Ve daha onlarca cümle, onlarca bahane kim bilir belki de onlarca sebep.

Kısacası ülkemizde LGS gibi, YKS gibi sınavlara giren milyonlarca öğrenci maalesef dikkatlerini iyi yönetemedikleri için sınavlarda başarısız oluyor.

***

İşte tam da bugün tam da LGS’nin ve YKS’nin hemen öncesinde “Sınav başarısı için Dikkat Yönetimi” konusu ile ilgili, Türkiye’de alanının uzmanı, öğrencilerin Bonus Hocası eğitimci, araştırmacı ve yazar Süleyman Beledioğlu ile sınavların öncesini, sınavın içini, sınav stresini ve tabi ki dikkati kısacası sınav başarısını konuşacağız.

Değerli Hocam yoğun programınız, çalışmalarınız arasında haber7.com okuyucularına zaman ayırdığınız için öncelikle teşekkür ediyor ve hemen söyleşimize başlamak istiyorum.

***

Sınavın genelinde iyi bir performans için sınavdan önce yapılabilecek şeyler var mıdır?

Düzenli uyku dikkat kalitemizi ve süremizi uzatan en önemli etkenlerden biridir. Özellikle öğrencilerin sınavdan önceki akşamlarda LGS’ye girecek öğrencilerin 9 saat, YKS’ye girecek öğrencilerin 8 saat uyumaları tavsiye ediliyor.

Ayrıca sınava yorgun girmemek için son iki gün ders çalışmamaları gerekiyor. Yorgunluk dikkat seviyesini düşürür.

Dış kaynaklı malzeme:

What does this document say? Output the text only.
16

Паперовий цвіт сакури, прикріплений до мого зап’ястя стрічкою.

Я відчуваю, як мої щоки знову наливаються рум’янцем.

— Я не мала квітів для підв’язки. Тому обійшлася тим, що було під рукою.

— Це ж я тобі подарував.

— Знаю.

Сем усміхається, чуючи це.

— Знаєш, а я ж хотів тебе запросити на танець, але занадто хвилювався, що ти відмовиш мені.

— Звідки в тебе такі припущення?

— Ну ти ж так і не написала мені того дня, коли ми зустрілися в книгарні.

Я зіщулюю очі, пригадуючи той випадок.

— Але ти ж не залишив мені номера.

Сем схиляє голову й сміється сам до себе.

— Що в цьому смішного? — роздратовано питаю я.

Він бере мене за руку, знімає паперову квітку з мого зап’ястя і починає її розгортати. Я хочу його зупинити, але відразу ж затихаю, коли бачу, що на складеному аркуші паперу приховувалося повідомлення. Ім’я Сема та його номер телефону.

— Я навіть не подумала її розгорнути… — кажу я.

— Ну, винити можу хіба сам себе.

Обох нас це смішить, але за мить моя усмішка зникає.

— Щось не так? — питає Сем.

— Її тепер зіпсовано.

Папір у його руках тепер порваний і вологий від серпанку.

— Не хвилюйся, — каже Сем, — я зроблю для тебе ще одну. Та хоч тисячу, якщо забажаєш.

Adım adım gidecek olursak sınav başladı, dikkati oluşturmak ya da korumak için ilk olarak ne yapılmalı?

Hız dikkatin en büyük düşmanıdır. Bu sadece sınavlarda değil hayatın bütün alanları için de geçerlidir.

Öğrencilerin sınavın başlarında özellikle ilk on dakikada, sınavın geneliyle ilgili kontrolü ele almadan biraz yavaş olmaları gerekmektedir.

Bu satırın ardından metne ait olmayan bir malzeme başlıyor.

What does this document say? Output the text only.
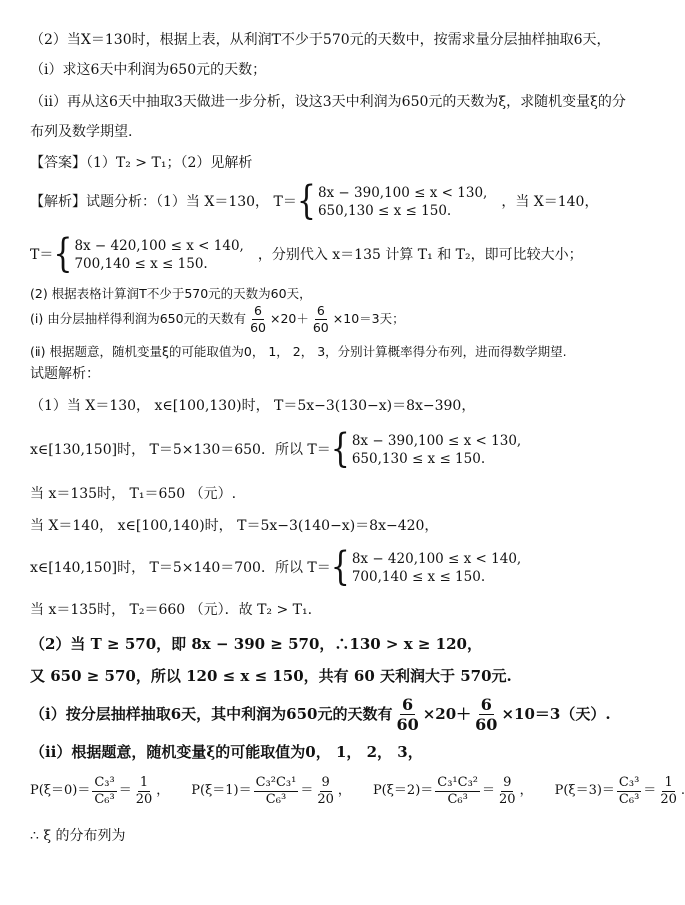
（2）当X＝130时，根据上表，从利润T不少于570元的天数中，按需求量分层抽样抽取6天，
（ⅰ）求这6天中利润为650元的天数；
（ⅱ）再从这6天中抽取3天做进一步分析，设这3天中利润为650元的天数为ξ，求随机变量ξ的分
布列及数学期望.
【答案】（1）T₂ > T₁；（2）见解析
【解析】试题分析：（1）当 X＝130， T＝ { 8x − 390,100 ≤ x < 130,
650,130 ≤ x ≤ 150.
，当 X＝140，
T＝ { 8x − 420,100 ≤ x < 140,
700,140 ≤ x ≤ 150.
，分别代入 x＝135 计算 T₁ 和 T₂，即可比较大小；
(2) 根据表格计算润T不少于570元的天数为60天，
(ⅰ) 由分层抽样得利润为650元的天数有 $\frac{6}{60} \times 20+ \frac{6}{60} \times 10=3$天；
(ⅱ) 根据题意，随机变量ξ的可能取值为0， 1， 2， 3，分别计算概率得分布列，进而得数学期望.
试题解析：
（1）当 X＝130， x∈[100,130)时， T＝5x−3(130−x)＝8x−390，
x∈[130,150]时， T＝5×130＝650．所以 T＝ { 8x − 390,100 ≤ x < 130,
650,130 ≤ x ≤ 150.
当 x＝135时， T₁＝650 （元）.
当 X＝140， x∈[100,140)时， T＝5x−3(140−x)＝8x−420，
x∈[140,150]时， T＝5×140＝700．所以 T＝ { 8x − 420,100 ≤ x < 140,
700,140 ≤ x ≤ 150.
当 x＝135时， T₂＝660 （元）．故 T₂ > T₁.
（2）当 T ≥ 570，即 8x − 390 ≥ 570，∴130 > x ≥ 120，
又 650 ≥ 570，所以 120 ≤ x ≤ 150，共有 60 天利润大于 570元.
（ⅰ）按分层抽样抽取6天，其中利润为650元的天数有 $\frac{6}{60} \times 20+ \frac{6}{60} \times 10=3$（天）.
（ⅱ）根据题意，随机变量ξ的可能取值为0， 1， 2， 3，
$P(\xi=0)= \frac{\text{C₃³}}{\text{C₆³}} = \frac{1}{20}$ ， $P(\xi=1)= \frac{\text{C₃²C₃¹}}{\text{C₆³}} = \frac{9}{20}$ ， $P(\xi=2)= \frac{\text{C₃¹C₃²}}{\text{C₆³}} = \frac{9}{20}$ ， $P(\xi=3)= \frac{\text{C₃³}}{\text{C₆³}} = \frac{1}{20}$ .
∴ ξ 的分布列为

Peki sınava şöyle başlarsak dikkatimizi iyi yönetiriz diye bir kural var mıdır? (Bir önceki soruyu cevaplarken kontrolü ele almak ifadesini kullandınız, ona ithafen soruyorum)

Elbette ki var. Öğrenciler sınava en iyi bildikleri, en iyi öğrendikleri konuların sorularından başlamalılar.

Peki bu neden önemli?

Çünkü beynimizin şöyle bir işleyişi var: “Sınavda beklenti oluşturan durumlar yani soruyu anlamak ya da çözmek dopaminin etkinliğini artırır. Bu durum stresi düşürür ve öğrencinin soruya odaklanmasını sağlar.

O zaman sınav anı stres yönetimi ile dikkat yönetimi aynı şeydir diyebilir miyiz?

Süper bir çıkarım oldu bu. Elbette ki diyebiliriz. Çünkü soruyu anlayınca artan dopamin salınımı stresi düşürür. Dikkatin yükselmesi buna eşlik eder ve sonuçta motivasyon da yükselir yani üç sonuç birden alınır.

Öğrenci soruyu okumaya başlayınca beynimizin dikkat yönelimini kısaca özetler misiniz?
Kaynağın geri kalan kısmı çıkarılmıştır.